Grundsätzliches: (1)

 

 

Ein sehr hoher Anteil an Nässe-Schäden in den Bereichen Grundmauern, Kellerwände - vor allem Kelleraußenwände - Sockelmauerwerk, Kellerdeckenauflager und Erdgeschoss-Umfassungswände, beruht auf der Tatsache der kapillaren Wasseraufnahme aus Baugrund, Verfüllgut, Außenflächenanschlüssen und Spritzwasser sowie des kapillaren Wassertransportes innerhalb der Baustoffe.

 

 

Diese Baustoffe sind mehr oder weniger hydrophil und bedürfen spezifischer Schutzeinrichtungen gegen den sie umgebenden Wasseranfall.

 

 

Erst seit 1925 - 28 etwa, ist es üblich, waagerechte Sperren gegen Kapillarnässeund äußere senkrechte Dichtungen gegen kapillaren Quernässeeintrag vorzusehen.

 

 

z.B. durch Einbau einer Teerpapplage oder durch Auftrag eines Lehmanstriches. Kellermauerwerk aus der Zeit davor hat in der Regel keinerlei Schutz gegen Wasseraufnahme.

 

 

Aber auch an jüngeren Bauwerken häufen sich die Schäden aus vielerlei Gründen.

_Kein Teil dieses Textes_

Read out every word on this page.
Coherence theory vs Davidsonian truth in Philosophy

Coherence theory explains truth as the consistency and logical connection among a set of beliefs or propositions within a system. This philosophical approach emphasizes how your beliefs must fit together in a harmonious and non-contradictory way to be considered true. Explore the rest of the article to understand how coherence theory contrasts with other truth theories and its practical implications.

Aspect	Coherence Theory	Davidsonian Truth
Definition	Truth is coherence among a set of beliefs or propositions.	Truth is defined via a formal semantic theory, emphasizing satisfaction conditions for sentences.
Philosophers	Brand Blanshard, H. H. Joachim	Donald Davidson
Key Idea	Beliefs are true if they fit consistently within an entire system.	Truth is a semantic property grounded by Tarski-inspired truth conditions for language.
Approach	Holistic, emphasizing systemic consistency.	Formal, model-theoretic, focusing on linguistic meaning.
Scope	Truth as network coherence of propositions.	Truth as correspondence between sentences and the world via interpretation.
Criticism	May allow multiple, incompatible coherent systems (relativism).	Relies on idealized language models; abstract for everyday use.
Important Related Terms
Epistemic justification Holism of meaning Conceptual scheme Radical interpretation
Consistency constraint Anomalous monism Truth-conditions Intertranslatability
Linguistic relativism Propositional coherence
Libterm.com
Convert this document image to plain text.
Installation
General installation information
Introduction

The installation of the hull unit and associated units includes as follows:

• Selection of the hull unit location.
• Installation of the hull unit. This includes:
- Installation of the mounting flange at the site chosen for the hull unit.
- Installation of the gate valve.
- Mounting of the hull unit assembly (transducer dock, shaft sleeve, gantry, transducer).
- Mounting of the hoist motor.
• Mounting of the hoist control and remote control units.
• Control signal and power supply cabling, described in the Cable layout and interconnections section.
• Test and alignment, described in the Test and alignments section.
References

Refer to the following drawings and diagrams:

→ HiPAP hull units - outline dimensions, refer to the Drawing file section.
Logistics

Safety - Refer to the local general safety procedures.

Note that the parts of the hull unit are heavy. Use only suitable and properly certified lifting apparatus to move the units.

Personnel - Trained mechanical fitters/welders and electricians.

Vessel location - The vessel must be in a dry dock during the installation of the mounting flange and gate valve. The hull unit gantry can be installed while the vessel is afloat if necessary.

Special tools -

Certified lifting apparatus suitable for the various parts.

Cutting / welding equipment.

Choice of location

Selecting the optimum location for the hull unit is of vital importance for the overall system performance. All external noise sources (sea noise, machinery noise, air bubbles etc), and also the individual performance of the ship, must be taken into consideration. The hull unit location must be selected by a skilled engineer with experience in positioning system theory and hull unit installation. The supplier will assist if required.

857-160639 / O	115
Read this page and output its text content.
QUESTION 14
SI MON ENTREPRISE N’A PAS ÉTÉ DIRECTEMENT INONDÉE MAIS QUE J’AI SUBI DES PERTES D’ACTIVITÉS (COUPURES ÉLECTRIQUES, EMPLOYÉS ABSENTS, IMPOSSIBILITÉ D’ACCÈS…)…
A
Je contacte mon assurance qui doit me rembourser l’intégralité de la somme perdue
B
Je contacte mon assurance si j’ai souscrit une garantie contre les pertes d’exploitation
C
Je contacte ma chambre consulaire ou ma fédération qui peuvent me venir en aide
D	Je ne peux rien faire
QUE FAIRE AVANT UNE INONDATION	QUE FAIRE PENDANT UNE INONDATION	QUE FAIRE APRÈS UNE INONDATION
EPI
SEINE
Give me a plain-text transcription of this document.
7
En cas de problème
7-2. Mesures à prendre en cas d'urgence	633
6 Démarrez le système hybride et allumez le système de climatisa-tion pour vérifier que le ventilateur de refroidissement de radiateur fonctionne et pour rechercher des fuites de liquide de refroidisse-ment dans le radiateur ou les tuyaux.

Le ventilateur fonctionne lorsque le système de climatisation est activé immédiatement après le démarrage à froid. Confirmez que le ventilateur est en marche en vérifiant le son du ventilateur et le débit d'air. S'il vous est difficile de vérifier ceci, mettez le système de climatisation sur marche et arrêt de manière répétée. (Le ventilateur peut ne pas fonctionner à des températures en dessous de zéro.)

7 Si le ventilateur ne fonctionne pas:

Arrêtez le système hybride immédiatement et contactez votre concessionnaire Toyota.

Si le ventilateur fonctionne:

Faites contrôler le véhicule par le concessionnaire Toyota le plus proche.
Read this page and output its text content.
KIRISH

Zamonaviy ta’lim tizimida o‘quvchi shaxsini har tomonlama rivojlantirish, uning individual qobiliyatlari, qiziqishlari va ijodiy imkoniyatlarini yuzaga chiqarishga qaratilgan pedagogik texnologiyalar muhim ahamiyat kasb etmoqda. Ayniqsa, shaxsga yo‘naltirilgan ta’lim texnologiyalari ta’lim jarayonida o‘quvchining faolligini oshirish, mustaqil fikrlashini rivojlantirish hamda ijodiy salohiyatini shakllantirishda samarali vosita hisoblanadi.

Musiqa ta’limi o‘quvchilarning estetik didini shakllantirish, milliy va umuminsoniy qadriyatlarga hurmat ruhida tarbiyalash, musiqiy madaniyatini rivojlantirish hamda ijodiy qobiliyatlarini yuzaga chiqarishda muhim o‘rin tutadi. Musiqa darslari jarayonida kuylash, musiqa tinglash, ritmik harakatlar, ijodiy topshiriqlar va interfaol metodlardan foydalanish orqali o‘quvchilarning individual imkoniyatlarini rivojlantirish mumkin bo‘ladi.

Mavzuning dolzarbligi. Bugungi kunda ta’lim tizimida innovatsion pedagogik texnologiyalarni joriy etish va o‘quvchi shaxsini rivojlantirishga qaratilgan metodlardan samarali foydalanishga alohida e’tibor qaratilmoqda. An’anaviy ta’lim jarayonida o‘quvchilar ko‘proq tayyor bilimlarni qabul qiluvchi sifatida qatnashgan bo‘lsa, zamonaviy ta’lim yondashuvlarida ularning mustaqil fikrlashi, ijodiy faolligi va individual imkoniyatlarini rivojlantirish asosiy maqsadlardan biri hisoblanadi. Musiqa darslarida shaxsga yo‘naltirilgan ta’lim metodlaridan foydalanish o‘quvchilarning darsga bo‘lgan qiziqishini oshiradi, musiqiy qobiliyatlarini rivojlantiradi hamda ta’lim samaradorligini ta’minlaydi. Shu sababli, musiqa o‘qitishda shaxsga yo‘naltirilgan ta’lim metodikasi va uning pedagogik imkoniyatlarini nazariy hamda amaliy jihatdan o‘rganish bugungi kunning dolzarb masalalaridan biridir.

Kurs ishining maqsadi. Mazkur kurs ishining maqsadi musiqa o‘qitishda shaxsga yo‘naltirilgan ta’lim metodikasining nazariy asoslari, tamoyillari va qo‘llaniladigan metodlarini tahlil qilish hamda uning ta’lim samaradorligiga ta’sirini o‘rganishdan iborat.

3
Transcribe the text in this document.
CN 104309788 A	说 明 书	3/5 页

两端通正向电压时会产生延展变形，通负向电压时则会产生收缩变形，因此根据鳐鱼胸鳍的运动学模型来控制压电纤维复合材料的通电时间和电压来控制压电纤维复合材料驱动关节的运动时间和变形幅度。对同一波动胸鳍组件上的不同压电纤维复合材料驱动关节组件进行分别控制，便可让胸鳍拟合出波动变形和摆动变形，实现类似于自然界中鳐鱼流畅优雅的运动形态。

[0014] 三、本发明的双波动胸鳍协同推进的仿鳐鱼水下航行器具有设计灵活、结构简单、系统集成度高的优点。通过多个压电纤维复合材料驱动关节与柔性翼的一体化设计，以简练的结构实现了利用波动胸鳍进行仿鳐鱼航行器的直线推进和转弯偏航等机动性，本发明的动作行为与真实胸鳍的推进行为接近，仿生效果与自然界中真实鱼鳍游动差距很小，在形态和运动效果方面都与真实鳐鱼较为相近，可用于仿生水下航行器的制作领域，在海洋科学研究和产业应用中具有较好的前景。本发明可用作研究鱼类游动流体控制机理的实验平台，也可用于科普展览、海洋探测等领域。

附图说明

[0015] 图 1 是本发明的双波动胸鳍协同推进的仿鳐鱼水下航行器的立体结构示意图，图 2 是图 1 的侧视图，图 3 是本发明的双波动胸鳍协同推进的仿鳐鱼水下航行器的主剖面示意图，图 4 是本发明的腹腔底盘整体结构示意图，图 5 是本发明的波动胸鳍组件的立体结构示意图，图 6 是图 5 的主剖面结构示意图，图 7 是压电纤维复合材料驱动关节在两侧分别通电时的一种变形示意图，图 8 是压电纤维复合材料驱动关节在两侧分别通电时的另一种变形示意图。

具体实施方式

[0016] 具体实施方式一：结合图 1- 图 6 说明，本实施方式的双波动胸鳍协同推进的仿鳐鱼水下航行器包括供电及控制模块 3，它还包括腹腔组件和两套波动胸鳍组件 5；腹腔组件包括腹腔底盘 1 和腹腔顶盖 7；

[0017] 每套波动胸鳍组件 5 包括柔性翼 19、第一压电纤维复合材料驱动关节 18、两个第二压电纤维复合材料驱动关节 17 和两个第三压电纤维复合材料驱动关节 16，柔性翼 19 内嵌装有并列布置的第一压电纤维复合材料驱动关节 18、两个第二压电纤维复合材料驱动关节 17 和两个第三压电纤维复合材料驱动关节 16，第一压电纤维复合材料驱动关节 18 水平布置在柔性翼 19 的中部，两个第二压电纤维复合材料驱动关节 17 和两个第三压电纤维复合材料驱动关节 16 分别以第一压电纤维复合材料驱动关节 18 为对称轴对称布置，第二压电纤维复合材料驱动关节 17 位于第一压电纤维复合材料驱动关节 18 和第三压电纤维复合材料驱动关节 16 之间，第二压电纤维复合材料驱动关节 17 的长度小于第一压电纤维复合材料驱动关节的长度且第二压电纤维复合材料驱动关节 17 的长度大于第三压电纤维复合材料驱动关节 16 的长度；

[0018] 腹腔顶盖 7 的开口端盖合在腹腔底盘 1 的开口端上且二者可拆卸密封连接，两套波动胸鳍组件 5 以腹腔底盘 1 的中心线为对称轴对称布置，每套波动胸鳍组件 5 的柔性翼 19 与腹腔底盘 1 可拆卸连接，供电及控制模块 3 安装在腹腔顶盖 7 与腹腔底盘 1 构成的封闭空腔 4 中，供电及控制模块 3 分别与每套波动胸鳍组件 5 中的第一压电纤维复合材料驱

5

Sperren und äußere Abdichtungen sind schadhaft und damit unwirksam, Veränderungen am Bau oder dessen Umgebung setzen Abdichtungen und Sperren außer Kraft, Veränderungen in der Sickerwasser-Situation des umgebenden Geländes führen zu Sickerwasserstaus vor den Außenmauerfüßen.